The fine-tuned model is available via Ollama as k8s-assistant.
The source code is on GitHub.
Results
Evaluated on a 30-example smoke test across all three categories:
| Metric | Base Model | Fine-Tuned |
|---|---|---|
| YAML Validity (K8s fields) | 0% (0/6) | 83% (5/6) |
| kubectl Accuracy | 80% (8/10) | 100% (10/10) |
| Overall | 73% (22/30) | 97% (29/30) |
| Training Time | – | ~10 hrs (RTX 2080) |
| Dataset Cost | – | ~$15 (Claude API) |
How It Works
Dataset generation runs on a Mac using the Claude API. A generation script produces 2,000 labelled examples covering the three task types, with a validation pipeline to filter out bad outputs.
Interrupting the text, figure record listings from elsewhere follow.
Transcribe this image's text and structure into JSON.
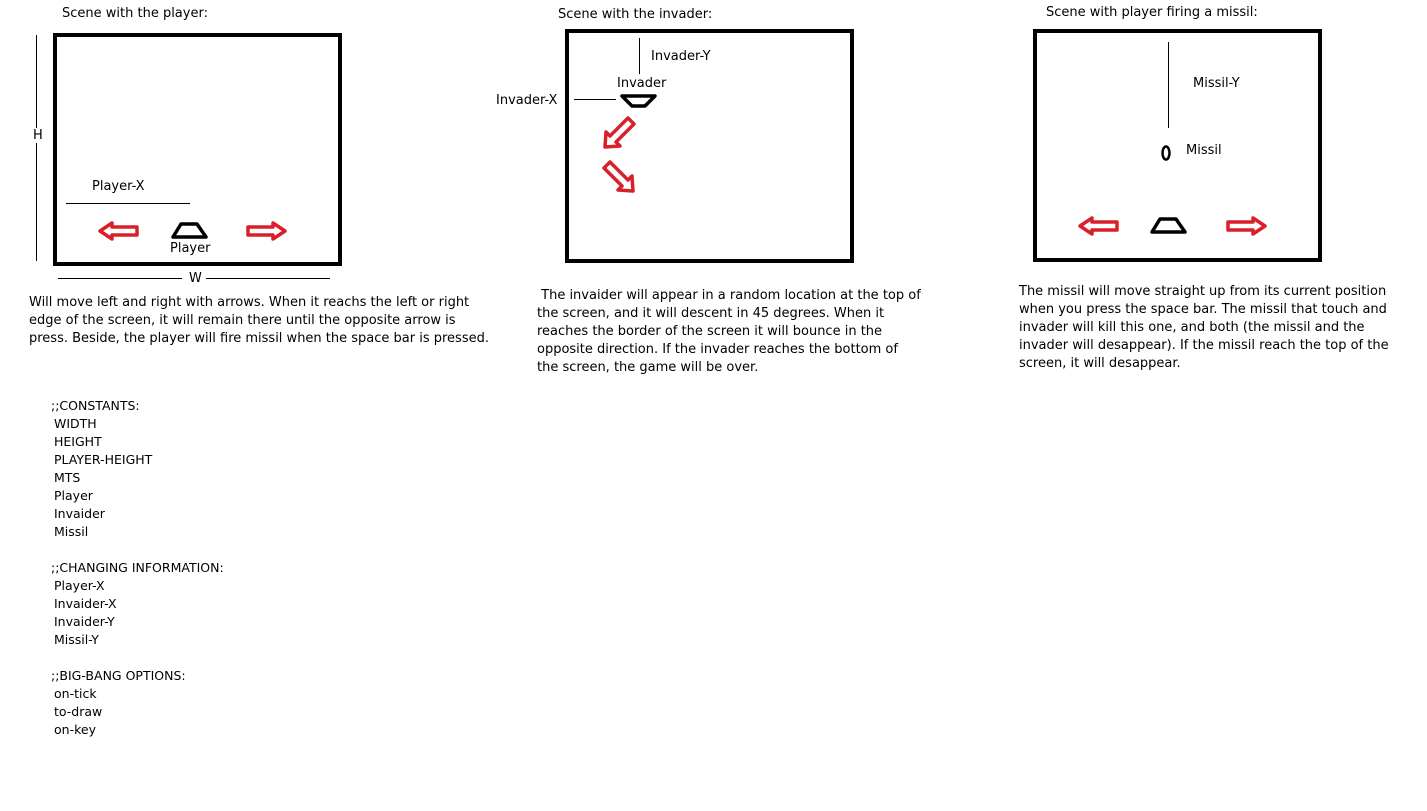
{
  "colors": {
    "arrow": "#d9202a",
    "stroke": "#000000"
  },
  "scene1": {
    "title": "Scene with the player:",
    "h_label": "H",
    "w_label": "W",
    "player_x_label": "Player-X",
    "player_label": "Player",
    "description": [
      "Will move left and right with arrows. When it reachs the left or right",
      "edge of the screen, it will remain there until the opposite arrow is",
      "press. Beside, the player will fire missil when the space bar is pressed."
    ]
  },
  "scene2": {
    "title": "Scene with the invader:",
    "invader_y_label": "Invader-Y",
    "invader_label": "Invader",
    "invader_x_label": "Invader-X",
    "description": [
      " The invaider will appear in a random location at the top of",
      "the screen, and it will descent in 45 degrees. When it",
      "reaches the border of the screen it will bounce in the",
      "opposite direction. If the invader reaches the bottom of",
      "the screen, the game will be over."
    ]
  },
  "scene3": {
    "title": "Scene with player firing a missil:",
    "missil_y_label": "Missil-Y",
    "missil_label": "Missil",
    "description": [
      "The missil will move straight up from its current position",
      "when you press the space bar. The missil that touch and",
      "invader will kill this one, and both (the missil and the",
      "invader will desappear). If the missil reach the top of the",
      "screen, it will desappear."
    ]
  },
  "notes": {
    "constants_header": ";;CONSTANTS:",
    "constants": [
      "WIDTH",
      "HEIGHT",
      "PLAYER-HEIGHT",
      "MTS",
      "Player",
      "Invaider",
      "Missil"
    ],
    "changing_header": ";;CHANGING INFORMATION:",
    "changing": [
      "Player-X",
      "Invaider-X",
      "Invaider-Y",
      "Missil-Y"
    ],
    "bigbang_header": ";;BIG-BANG OPTIONS:",
    "bigbang": [
      "on-tick",
      "to-draw",
      "on-key"
    ]
  }
}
Total cost was around $15.
Training runs on a Windows PC via SSH and WSL2 Ubuntu, using QLoRA to fit training within the 8GB VRAM budget of an RTX 2080. Training took roughly 10 hours.
Inference uses Ollama. The fine-tuned model is converted to GGUF format and loaded as a local Ollama model.
This two-machine setup (Mac for scripting and API calls, PC for GPU training via SSH) is documented in detail in docs/SETUP.md.
Documentation
The repo includes full methodology docs covering environment setup, dataset generation, training configuration, evaluation methodology, and a comparison of fine-tuning vs. retrieval-augmented generation for this use case.